Les Paul, guitar innovator, dies at 94

Claudia Luther, Los Angeles Times

Thursday, August 13, 2009
Les Paul, the virtuoso guitarist, entertainer and relentless innovator whose drive to produce the sounds he wanted from his recordings and instruments helped pave the way for rock ‘n’ roll, died Thursday. He was 94.

Mr. Paul was popularly known for a series of hit songs recorded in the 1950s with his wife, singer Mary Ford, including “How High the Moon” and “Vaya Con Dios.”

One of the finest pickers on the American music scene, Mr. Paul was often cited as a major influence on other guitarists, including Chet Atkins, who called him “one of my idols.”

But for many other music fans, it was Mr. Paul’s innovations that will ensure his legacy. They include an early electric guitar as well as new ways to create multiple tracks and echo effects for recordings, which he used in his recordings with Ford and which later were broadly adopted by other musicians.

“When most people think of the electric guitar, they think of Les Paul,” said Dan Del Fiorentino, historian for the National Association of Music Merchants, a trade group for the music-products industry. “He wasn’t the inventor of the solid-body electric guitar, but he certainly made it famous.”

“Without him, it’s hard to imagine how rock ‘n’ roll would be played today,” the late Ahmet Ertegun, founder of Atlantic Records, said when Mr. Paul was inducted into the Rock and Roll Hall of Fame in 1988 for his early influence on rock.

Ironically, the onset of rock ‘n’ roll – with its heavy emphasis on the electric guitar – ended Mr. Paul and his wife’s prominence on the music scene. After they divorced in the mid-1960s, Mr. Paul continued to record, earning a Grammy in 1976 for “Chester and Lester,” an instrumental album recorded with Atkins.

And in 1984, when Mr. Paul was nearing 70, he returned to the stage, appearing in clubs in New York City. In 2005, as he was turning 90, Mr.
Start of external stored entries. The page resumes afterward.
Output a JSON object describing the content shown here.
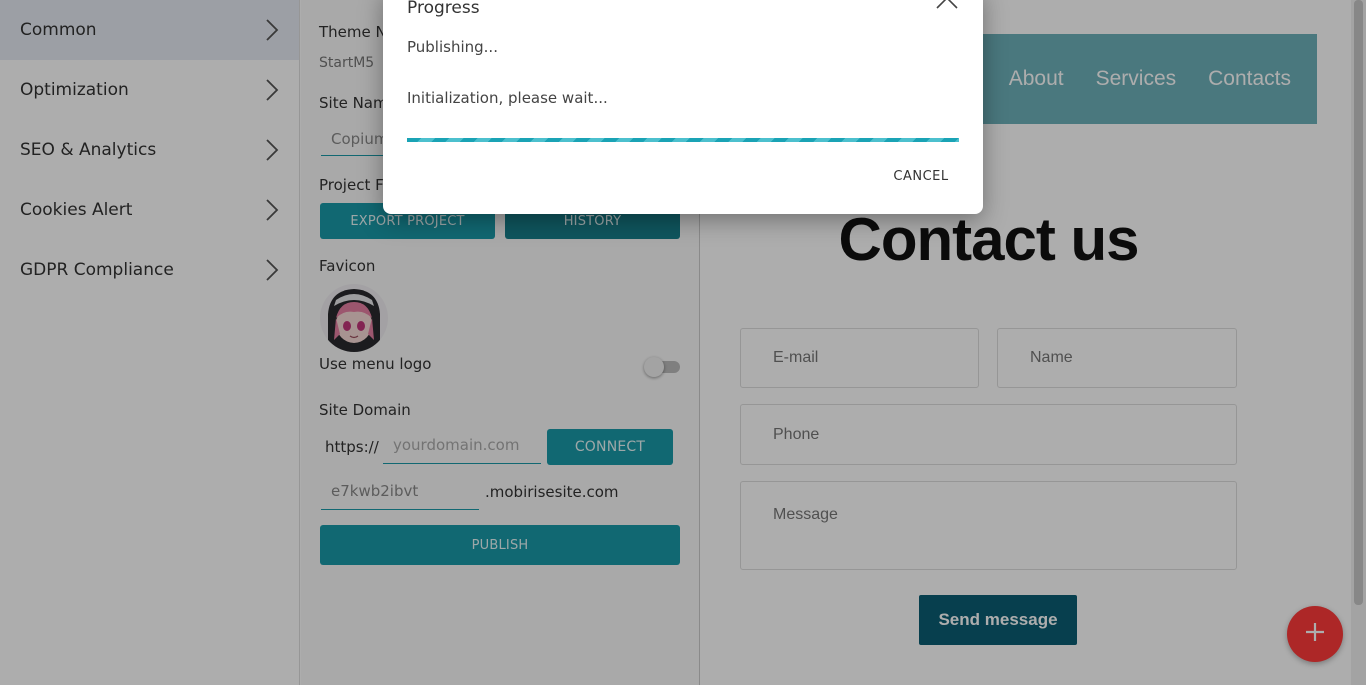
{
  "sidebar": {
    "items": [
      {
        "label": "Common"
      },
      {
        "label": "Optimization"
      },
      {
        "label": "SEO & Analytics"
      },
      {
        "label": "Cookies Alert"
      },
      {
        "label": "GDPR Compliance"
      }
    ]
  },
  "panel": {
    "theme_label": "Theme Na",
    "theme_value": "StartM5",
    "site_name_label": "Site Nam",
    "site_name_value": "Copium",
    "project_files_label": "Project Fi",
    "export_label": "EXPORT PROJECT",
    "history_label": "HISTORY",
    "favicon_label": "Favicon",
    "use_menu_logo_label": "Use menu logo",
    "site_domain_label": "Site Domain",
    "https_prefix": "https://",
    "domain_placeholder": "yourdomain.com",
    "connect_label": "CONNECT",
    "subdomain_value": "e7kwb2ibvt",
    "subdomain_suffix": ".mobirisesite.com",
    "publish_label": "PUBLISH"
  },
  "preview": {
    "nav": [
      "About",
      "Services",
      "Contacts"
    ],
    "title": "Contact us",
    "email_placeholder": "E-mail",
    "name_placeholder": "Name",
    "phone_placeholder": "Phone",
    "message_placeholder": "Message",
    "send_label": "Send message"
  },
  "modal": {
    "title": "Progress",
    "status": "Publishing...",
    "substatus": "Initialization, please wait...",
    "cancel_label": "CANCEL"
  },
  "colors": {
    "accent": "#1a9aa8",
    "navbar": "#6db1ba",
    "send_button": "#0b5e74",
    "fab": "#ff3a3a"
  }
}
Paul was inducted into the National Inventors Hall of Fame.

Les Paul was born Lester William Polfuss on June 9, 1915, the younger son of George Polfuss, who owned a car repair service in Waukesha, Wis., and Evelyn Polfuss. The couple separated when he was 8.
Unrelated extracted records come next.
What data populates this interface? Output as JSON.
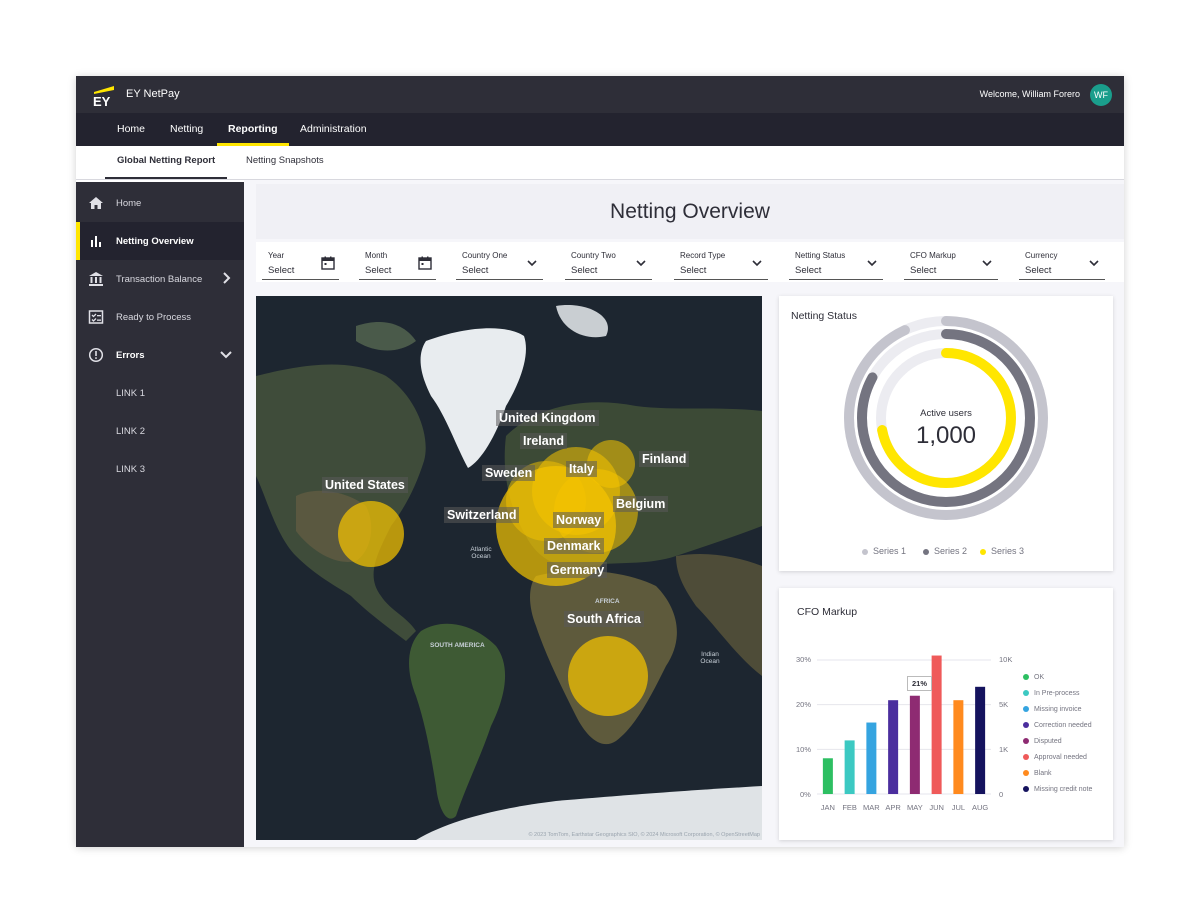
{
  "app": {
    "logo_text": "EY",
    "name": "EY NetPay",
    "welcome": "Welcome, William Forero",
    "avatar_initials": "WF",
    "accent": "#ffe600"
  },
  "nav": {
    "items": [
      {
        "label": "Home"
      },
      {
        "label": "Netting"
      },
      {
        "label": "Reporting",
        "active": true
      },
      {
        "label": "Administration"
      }
    ]
  },
  "subnav": {
    "items": [
      {
        "label": "Global Netting Report",
        "active": true
      },
      {
        "label": "Netting Snapshots"
      }
    ]
  },
  "sidebar": {
    "items": [
      {
        "label": "Home",
        "icon": "home-icon"
      },
      {
        "label": "Netting Overview",
        "icon": "bar-chart-icon",
        "active": true
      },
      {
        "label": "Transaction Balance",
        "icon": "bank-icon"
      },
      {
        "label": "Ready to Process",
        "icon": "checklist-icon"
      },
      {
        "label": "Errors",
        "icon": "alert-circle-icon"
      },
      {
        "label": "LINK 1"
      },
      {
        "label": "LINK 2"
      },
      {
        "label": "LINK 3"
      }
    ]
  },
  "page": {
    "title": "Netting Overview"
  },
  "filters": [
    {
      "label": "Year",
      "value": "Select",
      "icon": "calendar-icon"
    },
    {
      "label": "Month",
      "value": "Select",
      "icon": "calendar-icon"
    },
    {
      "label": "Country One",
      "value": "Select",
      "icon": "chevron-down-icon"
    },
    {
      "label": "Country Two",
      "value": "Select",
      "icon": "chevron-down-icon"
    },
    {
      "label": "Record Type",
      "value": "Select",
      "icon": "chevron-down-icon"
    },
    {
      "label": "Netting Status",
      "value": "Select",
      "icon": "chevron-down-icon"
    },
    {
      "label": "CFO Markup",
      "value": "Select",
      "icon": "chevron-down-icon"
    },
    {
      "label": "Currency",
      "value": "Select",
      "icon": "chevron-down-icon"
    }
  ],
  "map": {
    "countries": [
      "United Kingdom",
      "Ireland",
      "Sweden",
      "Italy",
      "Finland",
      "United States",
      "Belgium",
      "Switzerland",
      "Norway",
      "Denmark",
      "Germany",
      "South Africa"
    ],
    "region_labels": [
      "Atlantic Ocean",
      "AFRICA",
      "SOUTH AMERICA",
      "Indian Ocean"
    ],
    "attribution": "© 2023 TomTom, Earthstar Geographics SIO, © 2024 Microsoft Corporation, © OpenStreetMap"
  },
  "netting_status": {
    "title": "Netting Status",
    "center_label": "Active users",
    "center_value": "1,000",
    "series": [
      {
        "name": "Series 1",
        "color": "#c4c4cd",
        "fraction": 0.93
      },
      {
        "name": "Series 2",
        "color": "#747480",
        "fraction": 0.83
      },
      {
        "name": "Series 3",
        "color": "#ffe600",
        "fraction": 0.72
      }
    ]
  },
  "cfo_markup": {
    "title": "CFO Markup",
    "tooltip": "21%",
    "left_ticks": [
      "30%",
      "20%",
      "10%",
      "0%"
    ],
    "right_ticks": [
      "10K",
      "5K",
      "1K",
      "0"
    ]
  },
  "chart_data": {
    "type": "bar",
    "title": "CFO Markup",
    "categories": [
      "JAN",
      "FEB",
      "MAR",
      "APR",
      "MAY",
      "JUN",
      "JUL",
      "AUG"
    ],
    "values": [
      8,
      12,
      16,
      21,
      22,
      31,
      21,
      24
    ],
    "ylim": [
      0,
      30
    ],
    "legend": [
      {
        "name": "OK",
        "color": "#2dbf62"
      },
      {
        "name": "In Pre-process",
        "color": "#3cc9c2"
      },
      {
        "name": "Missing invoice",
        "color": "#35a4e0"
      },
      {
        "name": "Correction needed",
        "color": "#4b2e9e"
      },
      {
        "name": "Disputed",
        "color": "#8e2b72"
      },
      {
        "name": "Approval needed",
        "color": "#ef5a5a"
      },
      {
        "name": "Blank",
        "color": "#ff8a1e"
      },
      {
        "name": "Missing credit note",
        "color": "#15135e"
      }
    ],
    "legend_placement": "right"
  }
}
By 9, he learned to play the harmonica by listening to blues and country on the radio. Not long after, he paid a few dollars for his first guitar from Sears, Roebuck.
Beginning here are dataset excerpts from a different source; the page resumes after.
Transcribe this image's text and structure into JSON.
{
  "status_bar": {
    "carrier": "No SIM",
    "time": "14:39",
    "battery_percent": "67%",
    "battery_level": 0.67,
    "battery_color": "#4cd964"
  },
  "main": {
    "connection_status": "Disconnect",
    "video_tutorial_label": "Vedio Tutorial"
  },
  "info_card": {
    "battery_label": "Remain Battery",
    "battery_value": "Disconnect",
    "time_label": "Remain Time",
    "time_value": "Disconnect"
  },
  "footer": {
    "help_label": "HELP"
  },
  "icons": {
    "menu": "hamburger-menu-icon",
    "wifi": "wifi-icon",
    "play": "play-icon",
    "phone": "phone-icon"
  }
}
By his late teens, Mr. Paul had dropped out of school and was on the radio in St. Louis and then performing in Chicago. During the day, he would play country music as Rhubarb Red, and at night he would jam in the jazz clubs as Les Paul.

In the late 1930s, he formed the Les Paul Trio and made his way to New York City.

During World War II, Mr. Paul entertained the troops as part of the Armed Forces Radio Service.

He finally achieved his long-sought chance to work with Bing Crosby, backing the crooner on his NBC radio shows and, in 1945, recording “It’s Been a Long, Long Time” with Crosby – which quickly hit No. 1 on the charts.

Mr. Paul built his own sound studio in the garage of his Hollywood home, where he recorded many tunes, including the 1946 hit song “Rumors Are Flying” with the Andrews Sisters.

By then, Mr. Paul had linked up with singer Colleen Summers, whom he later gave the stage name Mary Ford.

By the early 1950s, the couple had mastered the sound that opened the door to their huge popularity. “How High the Moon,” which was made with a dozen overdubs, stayed at the top of the charts for more than two months in 1951.

They divorced in 1964. Ford died in 1977.

Mr. Paul’s first new studio album since 1978 – a rock-oriented collection featuring him playing with Steve Miller, Eric Clapton, Peter Frampton, Sting and others – was released in 2005.

Mr. Paul is survived by his three sons, a daughter, five grandchildren and five great-grandchildren.